If you are just getting started with JavaScript, consider this series is a cheat sheet of sorts that you can refer back to as needed. I hope you find this a helpful series.

Variables

The first thing you will ever hear in programming is that "a variable is a container." We use variables to store data. In JavaScript, we use var to denote a variable. Here is an example:

var playerName = "Jesse Freeman";

There are three basic types of "primitive" types:

  • Strings – this is text and is always put into quotes
  • Numbers – these are numbers and can be positive, negative, whole number, or fractions
  • Booleans – this is a true or false statement. Also, you can use the value 0 for false or 1 for true as well.

The most common thing you would probably want to store in a game would be things like the player's name, their score, and whether the player is alive or not. Here are some examples:

//String
var playerName = "Jesse Freeman";

//Number
var score = 0;

//Boolean
var isAlive = true;

In addition to these three examples, you can store anything inside of a variable. JavaScript is a dynamic language which means you can start a variable as a string then change it to a number at any time. However, primitive types can only store one value at a time. To keep more data in a variable, we'll need to look at more complex data structures.

Arrays

Arrays are similar to variables, but they can contain more than one value. Think of arrays as lists. In games, we could use arrays to keep track of items in the player's inventory. Here is how you set up an empty array:

var inventory = [];

Likewise, you can also create an array with items inside of it like so:

var inventory = ["item0", "item1", "item2"];

In this example, we have 3 strings inside of the inventory array, but we could have numbers or booleans as well. To get the value of an array, we have to access its index. This is a unique ID related to the position of the item in the array. In JavaScript, arrays are zero-based, so the first item is always index 0. Here is an example of how we would get the value of the first item:

inventory[0];

As you can see, we reference the array itself and use brackets to supply the index we want to access. Arrays also have specific actions called functions, which we'll learn about later. These functions allow you to add and remove items from the array. For example, we can use push() to add a new item to the end of an array:

inventory.push("item4");

You can also get the total number of items in an array like this:

inventory.length;

Notice that length doesn't have parentheses at the end. That's because it's a property of an array. The array's length value is part of the array itself and will always return how many items are in it. If we looked at the length, it would return 4 since we added "item4" above. However, remember that if you wanted to use this to find out the last value of the Array, you would need to subtract 1 from it since the starting index is 0. Here is how you get the last item in the array:

inventory[inventory.length-1];

Arrays are incredibly versatile and are used to hold lots of different kinds of data structures. One of the most common is a table-like structure with rows and columns. This is the basic structure we would use for tilemaps. When we have an array with nested arrays for values, we call it a 2D Array.
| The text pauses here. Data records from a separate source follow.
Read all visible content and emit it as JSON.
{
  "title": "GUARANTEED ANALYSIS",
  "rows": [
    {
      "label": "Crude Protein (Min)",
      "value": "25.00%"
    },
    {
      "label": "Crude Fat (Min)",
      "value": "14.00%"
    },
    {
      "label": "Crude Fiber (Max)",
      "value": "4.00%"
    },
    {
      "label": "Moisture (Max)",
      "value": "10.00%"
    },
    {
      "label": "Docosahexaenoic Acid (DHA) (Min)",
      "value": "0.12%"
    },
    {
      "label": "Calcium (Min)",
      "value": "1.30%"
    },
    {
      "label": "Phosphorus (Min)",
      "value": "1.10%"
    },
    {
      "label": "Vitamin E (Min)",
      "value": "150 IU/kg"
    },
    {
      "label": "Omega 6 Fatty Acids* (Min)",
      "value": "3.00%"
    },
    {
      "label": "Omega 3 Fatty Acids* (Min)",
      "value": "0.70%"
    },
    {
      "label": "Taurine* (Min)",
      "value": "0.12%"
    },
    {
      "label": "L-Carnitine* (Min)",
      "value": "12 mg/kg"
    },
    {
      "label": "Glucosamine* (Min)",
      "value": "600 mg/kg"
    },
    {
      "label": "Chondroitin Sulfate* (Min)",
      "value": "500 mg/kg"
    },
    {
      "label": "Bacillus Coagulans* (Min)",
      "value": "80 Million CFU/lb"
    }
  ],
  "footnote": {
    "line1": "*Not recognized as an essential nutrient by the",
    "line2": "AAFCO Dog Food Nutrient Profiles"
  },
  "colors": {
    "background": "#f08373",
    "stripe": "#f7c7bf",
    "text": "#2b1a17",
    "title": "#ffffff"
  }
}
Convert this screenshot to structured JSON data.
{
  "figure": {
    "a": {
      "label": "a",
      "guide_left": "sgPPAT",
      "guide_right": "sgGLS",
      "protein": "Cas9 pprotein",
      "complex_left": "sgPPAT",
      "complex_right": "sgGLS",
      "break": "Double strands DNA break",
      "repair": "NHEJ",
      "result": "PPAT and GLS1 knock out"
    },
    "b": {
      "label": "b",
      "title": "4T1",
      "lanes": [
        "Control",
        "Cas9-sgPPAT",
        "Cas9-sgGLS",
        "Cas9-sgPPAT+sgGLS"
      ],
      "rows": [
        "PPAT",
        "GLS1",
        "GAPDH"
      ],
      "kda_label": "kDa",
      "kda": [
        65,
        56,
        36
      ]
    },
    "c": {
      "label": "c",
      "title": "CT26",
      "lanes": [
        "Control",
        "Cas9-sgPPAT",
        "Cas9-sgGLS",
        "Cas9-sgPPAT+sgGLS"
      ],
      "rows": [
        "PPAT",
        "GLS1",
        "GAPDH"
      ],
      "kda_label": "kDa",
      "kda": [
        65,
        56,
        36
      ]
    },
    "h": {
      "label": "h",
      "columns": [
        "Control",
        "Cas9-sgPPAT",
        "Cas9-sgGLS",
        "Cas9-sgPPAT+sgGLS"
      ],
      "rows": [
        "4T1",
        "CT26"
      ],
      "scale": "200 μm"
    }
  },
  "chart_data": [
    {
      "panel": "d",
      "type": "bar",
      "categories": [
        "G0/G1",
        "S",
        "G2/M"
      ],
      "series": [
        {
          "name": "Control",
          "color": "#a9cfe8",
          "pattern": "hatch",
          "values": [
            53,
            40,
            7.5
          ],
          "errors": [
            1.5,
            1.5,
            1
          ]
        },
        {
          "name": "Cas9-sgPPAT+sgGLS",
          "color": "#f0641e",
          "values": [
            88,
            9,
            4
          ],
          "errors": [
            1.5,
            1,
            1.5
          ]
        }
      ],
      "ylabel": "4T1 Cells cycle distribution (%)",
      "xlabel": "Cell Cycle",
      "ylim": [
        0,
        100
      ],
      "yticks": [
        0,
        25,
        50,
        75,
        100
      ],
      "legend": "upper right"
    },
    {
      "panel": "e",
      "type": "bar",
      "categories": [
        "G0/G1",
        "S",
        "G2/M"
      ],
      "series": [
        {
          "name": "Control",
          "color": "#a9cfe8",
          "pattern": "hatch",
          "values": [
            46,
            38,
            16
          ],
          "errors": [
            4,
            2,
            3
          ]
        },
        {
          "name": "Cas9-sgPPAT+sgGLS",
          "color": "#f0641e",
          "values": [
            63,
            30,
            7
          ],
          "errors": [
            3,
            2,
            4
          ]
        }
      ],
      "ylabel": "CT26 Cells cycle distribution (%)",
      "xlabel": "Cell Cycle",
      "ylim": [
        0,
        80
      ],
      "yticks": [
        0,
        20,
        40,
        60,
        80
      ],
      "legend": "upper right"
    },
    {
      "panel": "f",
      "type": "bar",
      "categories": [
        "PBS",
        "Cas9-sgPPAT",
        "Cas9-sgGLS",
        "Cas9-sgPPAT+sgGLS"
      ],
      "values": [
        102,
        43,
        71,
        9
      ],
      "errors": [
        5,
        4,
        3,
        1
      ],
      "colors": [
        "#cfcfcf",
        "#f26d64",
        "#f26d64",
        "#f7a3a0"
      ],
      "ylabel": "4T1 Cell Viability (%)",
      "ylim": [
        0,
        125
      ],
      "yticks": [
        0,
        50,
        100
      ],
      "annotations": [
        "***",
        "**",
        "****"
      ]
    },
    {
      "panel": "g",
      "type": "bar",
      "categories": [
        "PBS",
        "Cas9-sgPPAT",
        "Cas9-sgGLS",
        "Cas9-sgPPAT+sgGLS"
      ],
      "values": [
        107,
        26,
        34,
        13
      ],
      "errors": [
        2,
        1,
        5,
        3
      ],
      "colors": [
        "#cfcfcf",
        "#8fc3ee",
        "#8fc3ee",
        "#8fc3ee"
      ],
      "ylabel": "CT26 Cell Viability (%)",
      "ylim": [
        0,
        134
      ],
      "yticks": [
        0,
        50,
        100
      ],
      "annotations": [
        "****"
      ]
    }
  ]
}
Here is an example:

var map = [
    [1,1,1,1,1],
    [1,0,0,0,1],
    [1,0,1,0,1],
    [1,0,0,0,1],
    [1,1,1,1,1]
];

This simple map example uses two tile values: 0 for empty and `1' for solid. If we were to visualize this map, it would be a square room with a solid block of right in the middle. Accessing the value of these tiles is similar to how we did with our inventory array. Let's say that we want to get the center wall in our room. Here is how we would access it:

map[2][2];

One way to understand how to access data in a 2D Array is to remember that the first index is the row and the second index is the column like this:

map[row][column];

Remember that arrays can contain any primitive type. So a nested array might not necessarily store numbers. They could also have strings or even booleans.

Variables and arrays are the cornerstones of programming, and once you get your head around how they work, you can begin building event more complex data structures.